Decentralized optimization for integrated electricity-heat systems with data center based energy hub considering communication packet loss

Recently, waste heat recovery has enabled data centers to serve as energy prosumers with flexible features that play essential roles in the coordination operation of integrated electricity-heat systems (IEHSs). The energy hub, as a critical component of IEHSs, provides a promising opportunity to improve energy efficiency. In this paper, the decentralized coordination optimization for IEHSs with data centers is explored to protect the confidential information of different entities. First, a novel data center based energy hub (DCEH) model is developed, where energy conversion, consumption and storage present high flexibility.
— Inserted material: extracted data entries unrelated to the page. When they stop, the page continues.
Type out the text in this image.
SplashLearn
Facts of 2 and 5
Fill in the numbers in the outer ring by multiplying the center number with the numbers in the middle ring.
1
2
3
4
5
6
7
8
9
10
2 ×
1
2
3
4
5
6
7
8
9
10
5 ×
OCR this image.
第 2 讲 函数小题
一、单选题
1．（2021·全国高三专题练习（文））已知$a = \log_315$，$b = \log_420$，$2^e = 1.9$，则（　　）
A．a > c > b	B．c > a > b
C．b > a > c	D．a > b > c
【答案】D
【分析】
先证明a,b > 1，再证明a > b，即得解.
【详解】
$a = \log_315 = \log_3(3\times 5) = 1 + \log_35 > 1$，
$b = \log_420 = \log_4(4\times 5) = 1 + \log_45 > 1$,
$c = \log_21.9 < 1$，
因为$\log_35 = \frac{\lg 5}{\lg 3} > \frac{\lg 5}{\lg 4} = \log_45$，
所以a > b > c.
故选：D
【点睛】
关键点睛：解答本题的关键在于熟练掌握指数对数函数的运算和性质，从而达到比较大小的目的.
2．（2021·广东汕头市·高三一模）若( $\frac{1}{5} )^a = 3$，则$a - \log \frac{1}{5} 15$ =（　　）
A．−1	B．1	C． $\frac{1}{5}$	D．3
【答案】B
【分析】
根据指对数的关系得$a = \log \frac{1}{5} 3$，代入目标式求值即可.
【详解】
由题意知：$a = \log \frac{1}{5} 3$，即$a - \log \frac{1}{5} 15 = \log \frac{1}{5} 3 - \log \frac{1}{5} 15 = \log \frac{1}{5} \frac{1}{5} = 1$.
Especially, in addition to heat recovery, several other controllable operational characteristics of a single data center are considered, involving servers, workloads and indoor temperature. Then, the coordination optimization model of IEHSs with DCEH (IEHSs-DCEH) is constructed by incorporating energy consumption cost and carbon emission, where the energy networks of IEHSs are considered. Moreover, a learning-aided relaxed alternating direction method of multipliers (LR-ADMM) algorithm is proposed to solve the dispatching model of IEHSs-DCEH considering communication packet loss. The proposed LR-ADMM algorithm embeds a momentum extrapolation based prediction technique, which can obtain the predicted value of missing boundary information without adding computational burden, even in continuous packet losses. Simulation results demonstrate that the developed coordination dispatching model can achieve higher economic and environmental benefits than the reference one that ignores data centers' flexibility. Additionally, the proposed LR-ADMM algorithm with proper prediction factors exhibits a faster convergence rate and robustness hedging against packet losses compared to the ADMM and relaxed ADMM approaches.